I agree w/ Russell, from my experience, NOBODY but NOBODY beats Seagate for
absolute quiet operation. They are DEAD silent, you literally have to have
your ear right on the HD to hear anything, and even then it's difficult.
While others have varying degrees of silence (none are as noisy as the old
drives of just a few years ago), and I've had almost all of them at one time
(WD, Maxtor, Seagate, etc.), there's just no comparison, the Seagate wins
hands down for silence, they're PERFECT for a family room PC, upgrading a
TiVo, etc., where silence is king. Of course, the Seagate's rarely come in
first in the performance arena on various benchmarks, it's the price you pay
for silence.
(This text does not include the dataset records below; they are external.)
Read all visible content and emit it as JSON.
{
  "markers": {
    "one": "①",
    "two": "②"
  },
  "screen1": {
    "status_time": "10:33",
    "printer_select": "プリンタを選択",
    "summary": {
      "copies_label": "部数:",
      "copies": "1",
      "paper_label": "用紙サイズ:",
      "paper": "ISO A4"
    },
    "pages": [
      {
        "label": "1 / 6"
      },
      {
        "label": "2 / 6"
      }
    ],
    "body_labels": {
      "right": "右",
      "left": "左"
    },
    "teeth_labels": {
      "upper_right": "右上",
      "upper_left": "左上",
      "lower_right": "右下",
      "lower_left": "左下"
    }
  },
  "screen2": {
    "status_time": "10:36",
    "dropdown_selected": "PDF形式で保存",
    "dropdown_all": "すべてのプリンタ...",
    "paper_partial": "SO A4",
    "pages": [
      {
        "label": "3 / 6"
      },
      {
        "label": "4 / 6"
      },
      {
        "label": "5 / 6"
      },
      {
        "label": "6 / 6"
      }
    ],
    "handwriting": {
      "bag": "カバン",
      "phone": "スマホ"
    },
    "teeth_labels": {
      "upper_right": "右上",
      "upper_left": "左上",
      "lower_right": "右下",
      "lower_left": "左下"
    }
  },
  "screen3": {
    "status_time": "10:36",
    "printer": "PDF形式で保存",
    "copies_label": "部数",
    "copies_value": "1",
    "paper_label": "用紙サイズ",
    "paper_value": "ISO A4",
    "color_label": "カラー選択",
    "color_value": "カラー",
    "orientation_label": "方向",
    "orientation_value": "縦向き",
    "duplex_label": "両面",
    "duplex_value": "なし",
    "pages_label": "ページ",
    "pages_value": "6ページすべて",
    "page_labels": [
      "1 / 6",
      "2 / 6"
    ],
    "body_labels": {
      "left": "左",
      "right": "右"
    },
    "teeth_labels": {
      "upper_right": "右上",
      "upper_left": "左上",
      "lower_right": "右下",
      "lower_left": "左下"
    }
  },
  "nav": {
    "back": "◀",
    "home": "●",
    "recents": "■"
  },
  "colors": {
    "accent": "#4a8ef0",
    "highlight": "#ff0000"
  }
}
The problem w/ some other drives, particularly the WD's, is
they sometimes produce a very high-pitched whine, almost imperceptible, but
once you notice it, it tends to gnaw at you. If can vary in intensity from
unit to unit. I recenty got a WD 120GB, the whine was so bad, I just
couldn't stand it anymore, I dumped it on eBay only two days after buying
it! But the other 160GB and 200GB WDs on my system are fine, not as silent
as a Seagate, but darn close.
Unless you have a need for absolute top performance (e.g., a gamer), for my
money, the Seagate is my recommendation. If you need more speed, you might
consider purchasing TWO 100GB Seagate's and using SATA-based RAID-0
(striping). Or even smaller HDs, the striping "combines" the capacity of
both HD into a single, logical HD (e.g., 2 x 80GB in stripping = 160GB
total). You'll easily out-perform ANY single HD, regardless of
manufacturer, yet retain the silence of the Seagates (I'm hearing #s like
60MB/sec or more over SATA in RAID0, may require Raptors though). Even your
BEST single IDE HD will be lucky to achieve 27-28MB/sec, or if IDE RAID0,
perhaps 40-43MB/sec. IOW, if you can afford them, you could combine TWO WD
Raptors into a SATA RAID0 configuration and achieve 60MB/sec or better
performance, PLUS, you'd have 74GB x 2 = 148MB capacity, PLUS, 5 YR
warranty! Expensive, for sure, and not as silent as the Seagates, but a
VERY high-performance solution, you'd have to go to SCSI HDs to come close
to this level of performance (and they're VERY noisy).